Immigration reform advances in US Senate

Immigration reform legislation passed an important procedural hurdle in the US Senate today, which should allow an entire package to come up for debate and a vote later in the week. The legislation is very closely watched in El Salvador. The possibility of a temporary worker program and a "path to citizenship" for those many Salvadorans living without legal status in the US is very important for the thousands of Salvadoran families separated with family members working and living north and south of the border. For updates on the legislation's provisions, you can view the coverage by the Washington Post here.


Anonymous said…
Err, I think the advance of the immigration reform encountered a bump in the road in the Senate today.
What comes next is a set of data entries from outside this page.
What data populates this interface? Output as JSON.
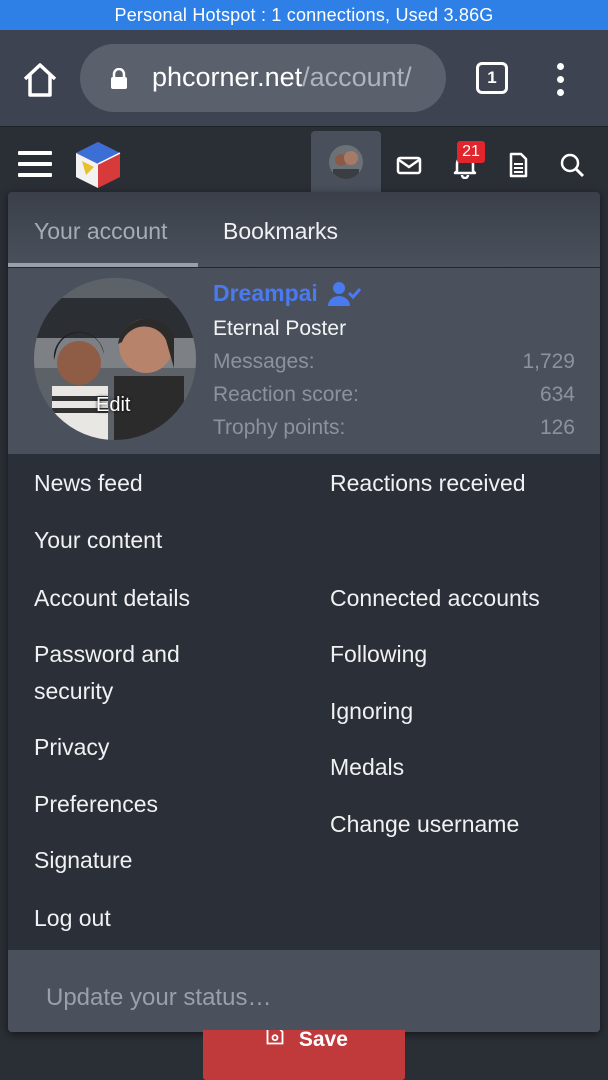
{
  "system": {
    "hotspot_text": "Personal Hotspot : 1 connections, Used 3.86G"
  },
  "browser": {
    "url_host": "phcorner.net",
    "url_path": "/account/",
    "tab_count": "1",
    "icons": [
      "home-icon",
      "lock-icon",
      "tabs-icon",
      "more-vert-icon"
    ]
  },
  "header": {
    "notification_count": "21",
    "icons": [
      "menu-icon",
      "site-logo",
      "envelope-icon",
      "bell-icon",
      "document-icon",
      "search-icon"
    ]
  },
  "account": {
    "tabs": [
      {
        "label": "Your account"
      },
      {
        "label": "Bookmarks"
      }
    ],
    "profile": {
      "username": "Dreampai",
      "title": "Eternal Poster",
      "edit_label": "Edit",
      "stats": [
        {
          "label": "Messages:",
          "value": "1,729"
        },
        {
          "label": "Reaction score:",
          "value": "634"
        },
        {
          "label": "Trophy points:",
          "value": "126"
        }
      ]
    },
    "menu_left": [
      "News feed",
      "Your content",
      "Account details",
      "Password and security",
      "Privacy",
      "Preferences",
      "Signature",
      "Log out"
    ],
    "menu_right": [
      "Reactions received",
      "Connected accounts",
      "Following",
      "Ignoring",
      "Medals",
      "Change username"
    ],
    "status_placeholder": "Update your status…"
  },
  "form": {
    "save_label": "Save"
  },
  "colors": {
    "hotspot": "#2f80e6",
    "username": "#4a7af0",
    "badge": "#e0252c",
    "save": "#c0393b"
  }
}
Just say no to guest worker program. You can dress up the Bracero program like something else, but it still exploits low wage immigrant workers and causes a race to the bottom with wages and labor rights for all working people in the U.S.
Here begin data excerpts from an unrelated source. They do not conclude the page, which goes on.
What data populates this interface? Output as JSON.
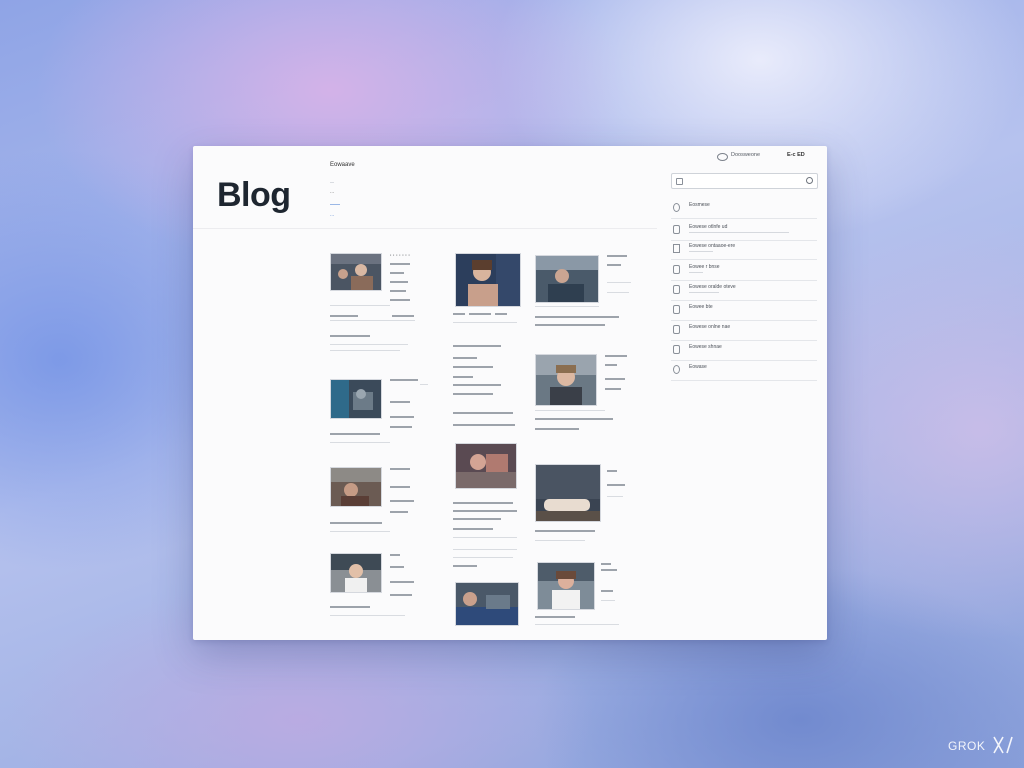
{
  "header": {
    "title": "Blog",
    "site_name": "Eowaave",
    "tagline": "...",
    "breadcrumb": "..."
  },
  "topbar": {
    "link1": "Doosweone",
    "link2": "E-c ED"
  },
  "sidebar": {
    "items": [
      {
        "label": "Eosmese",
        "icon": "circle-icon"
      },
      {
        "label": "Eowese otlnfe ud",
        "icon": "phone-icon"
      },
      {
        "label": "Eowese ontaaoe-ere",
        "icon": "document-icon"
      },
      {
        "label": "Eowee r bnse",
        "icon": "pin-icon"
      },
      {
        "label": "Eowese oralde oteve",
        "icon": "list-icon"
      },
      {
        "label": "Eowee bte",
        "icon": "question-icon"
      },
      {
        "label": "Eowese onlne nae",
        "icon": "gear-icon"
      },
      {
        "label": "Eowese shnae",
        "icon": "user-icon"
      },
      {
        "label": "Eowase",
        "icon": "info-icon"
      }
    ]
  },
  "colors": {
    "accent": "#4a7fd0",
    "title": "#1e2630"
  }
}
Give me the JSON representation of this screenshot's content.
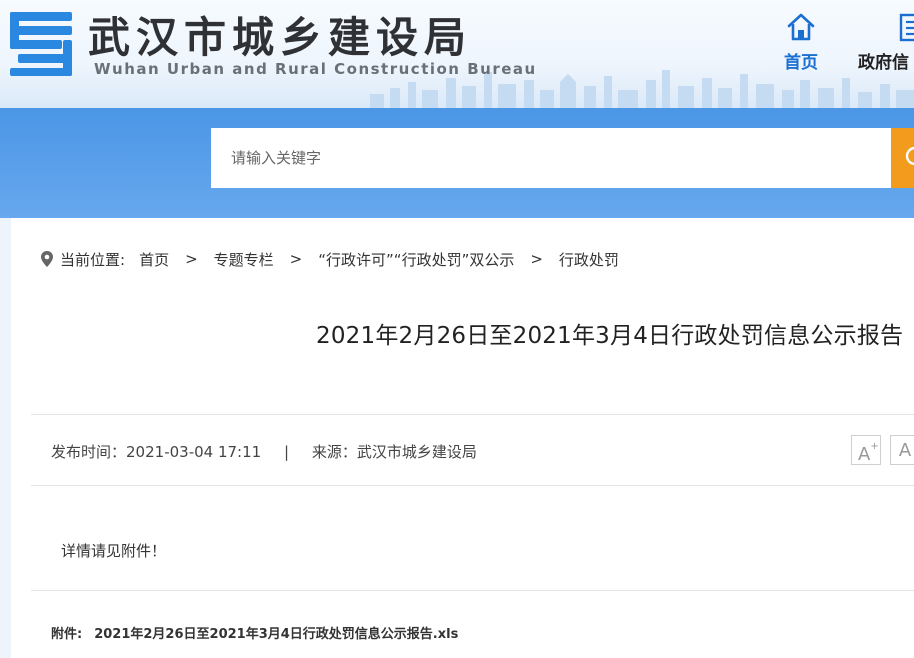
{
  "header": {
    "site_title": "武汉市城乡建设局",
    "site_subtitle": "Wuhan Urban and Rural Construction Bureau",
    "logo_icon": "bureau-logo-icon",
    "nav": [
      {
        "label": "首页",
        "icon": "home-icon",
        "active": true
      },
      {
        "label": "政府信",
        "icon": "document-icon",
        "active": false
      }
    ]
  },
  "search": {
    "placeholder": "请输入关键字",
    "button_icon": "search-icon"
  },
  "breadcrumb": {
    "prefix": "当前位置:",
    "items": [
      "首页",
      "专题专栏",
      "“行政许可”“行政处罚”双公示",
      "行政处罚"
    ],
    "separator": ">"
  },
  "article": {
    "title": "2021年2月26日至2021年3月4日行政处罚信息公示报告",
    "publish_label": "发布时间：",
    "publish_time": "2021-03-04 17:11",
    "pipe": "|",
    "source_label": "来源：",
    "source": "武汉市城乡建设局",
    "font_larger": "A",
    "font_smaller": "A",
    "body": "详情请见附件！",
    "attachment_label": "附件:",
    "attachment_file": "2021年2月26日至2021年3月4日行政处罚信息公示报告.xls"
  },
  "colors": {
    "accent_blue": "#1b6fd0",
    "band_blue": "#4b96e6",
    "search_button": "#f29b1c",
    "logo_blue": "#2a88e0"
  }
}
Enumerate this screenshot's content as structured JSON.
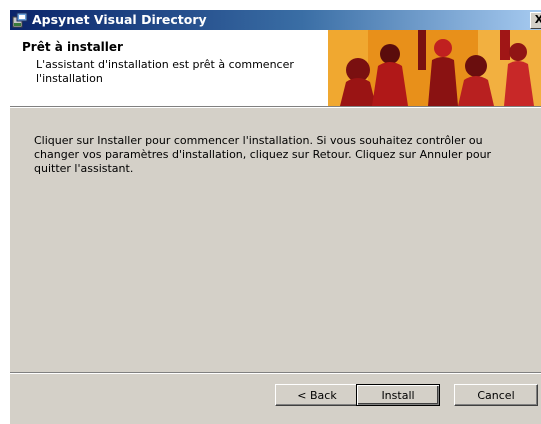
{
  "window": {
    "title": "Apsynet Visual Directory",
    "close_label": "X"
  },
  "banner": {
    "title": "Prêt à installer",
    "subtitle": "L'assistant d'installation est prêt à commencer l'installation"
  },
  "body": {
    "text": "Cliquer sur Installer pour commencer l'installation. Si vous souhaitez contrôler ou changer vos paramètres d'installation, cliquez sur Retour. Cliquez sur Annuler pour quitter l'assistant."
  },
  "buttons": {
    "back": "< Back",
    "install": "Install",
    "cancel": "Cancel"
  },
  "colors": {
    "titlebar_start": "#0a246a",
    "titlebar_end": "#a6caf0",
    "dialog_face": "#d4d0c8",
    "banner_orange": "#e8901a",
    "banner_red": "#b01818"
  }
}
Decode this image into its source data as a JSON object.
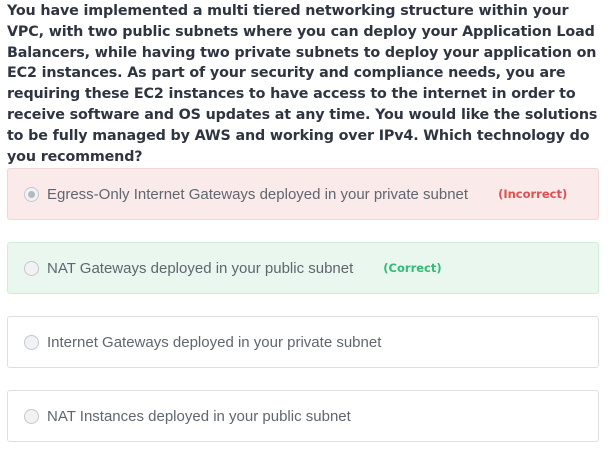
{
  "question": {
    "text": "You have implemented a multi tiered networking structure within your VPC, with two public subnets where you can deploy your Application Load Balancers, while having two private subnets to deploy your application on EC2 instances. As part of your security and compliance needs, you are requiring these EC2 instances to have access to the internet in order to receive software and OS updates at any time. You would like the solutions to be fully managed by AWS and working over IPv4. Which technology do you recommend?"
  },
  "options": [
    {
      "label": "Egress-Only Internet Gateways deployed in your private subnet",
      "selected": true,
      "status": "incorrect",
      "badge": "(Incorrect)"
    },
    {
      "label": "NAT Gateways deployed in your public subnet",
      "selected": false,
      "status": "correct",
      "badge": "(Correct)"
    },
    {
      "label": "Internet Gateways deployed in your private subnet",
      "selected": false,
      "status": "none",
      "badge": ""
    },
    {
      "label": "NAT Instances deployed in your public subnet",
      "selected": false,
      "status": "none",
      "badge": ""
    }
  ],
  "colors": {
    "incorrect_text": "#e05050",
    "incorrect_bg": "#fbeaea",
    "correct_text": "#33bb77",
    "correct_bg": "#e9f7ee"
  }
}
WASHINGTON (CNN) -- Opponents effectively killed President Bush's long-fought and emotion-laden Senate immigration bill Thursday when members voted against advancing the controversial legislation.
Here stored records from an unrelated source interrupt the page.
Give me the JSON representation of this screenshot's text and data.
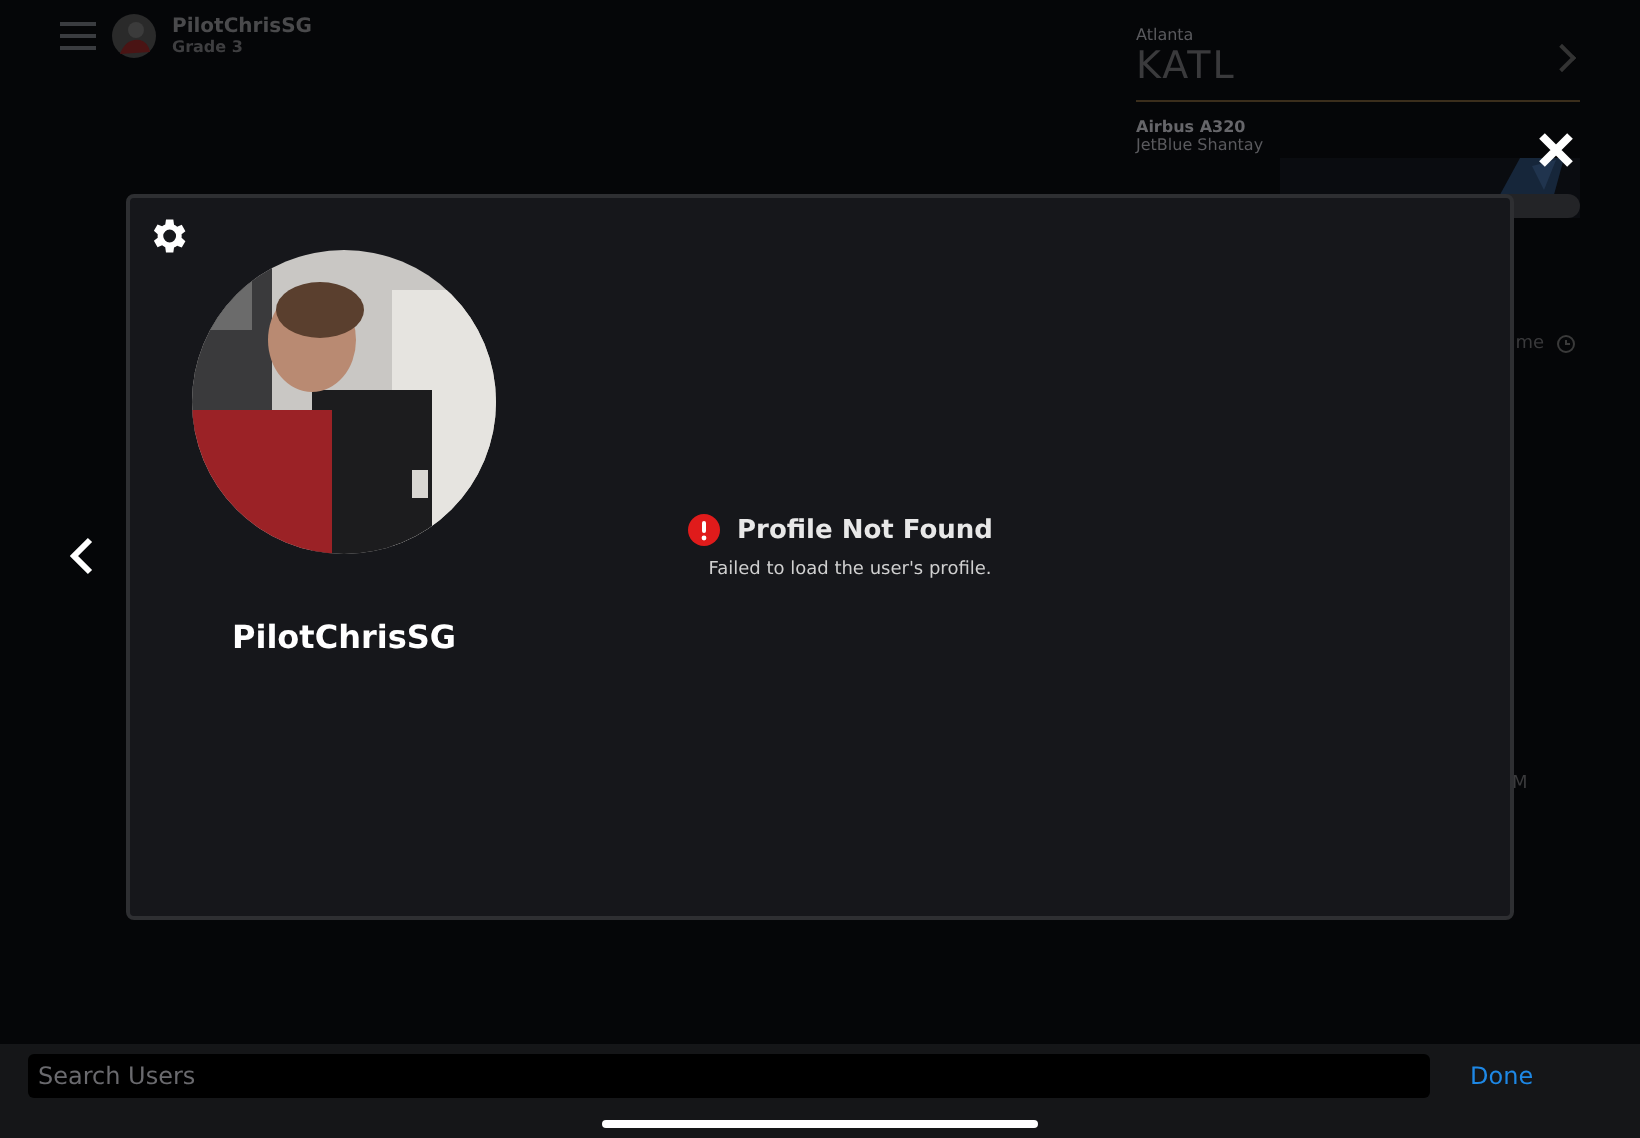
{
  "header": {
    "username": "PilotChrisSG",
    "grade": "Grade 3"
  },
  "flight_panel": {
    "city": "Atlanta",
    "airport": "KATL",
    "aircraft": "Airbus A320",
    "livery": "JetBlue Shantay",
    "time_fragment": "me",
    "period_fragment": "M"
  },
  "profile_modal": {
    "username": "PilotChrisSG",
    "error_title": "Profile Not Found",
    "error_message": "Failed to load the user's profile."
  },
  "search": {
    "placeholder": "Search Users"
  },
  "done_button": "Done"
}
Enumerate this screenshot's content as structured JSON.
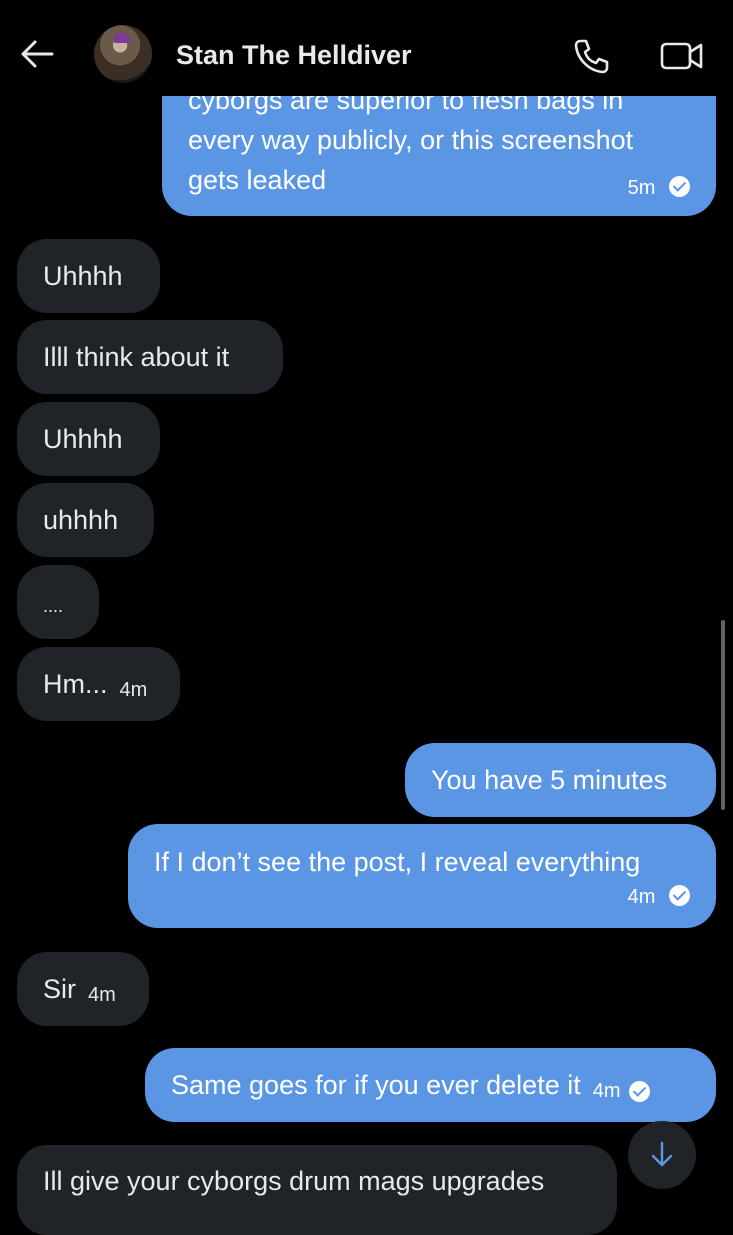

The tally was 46 to 53, 14 votes shy of the 60 needed to end debate.
Anonymous said…
The pressure is back on Presidente Saca to improve working conditions and wages in El Salvador.
Immigration cannot be seen as the only escape from a life of poverty. As one American Senator said "It's time that the countries of Latin America make improvements back home."
Anonymous said…
In Canada we have guest workers who come to Canada legally. They work for six months and return home. While here they have all the rights of all other workers, including Workers' Compensation, Labour Laws Rights, proper housing et cetera. I have spoken to many of them and they are happy to have a chance to earn a decent wage, be legal and still get to return to their families. It is not perfect, but it is a step in the right direction. There are problems with some employers, but that is something that happens to everyone. There are churches and communtiy groups to help them through the long time without their family.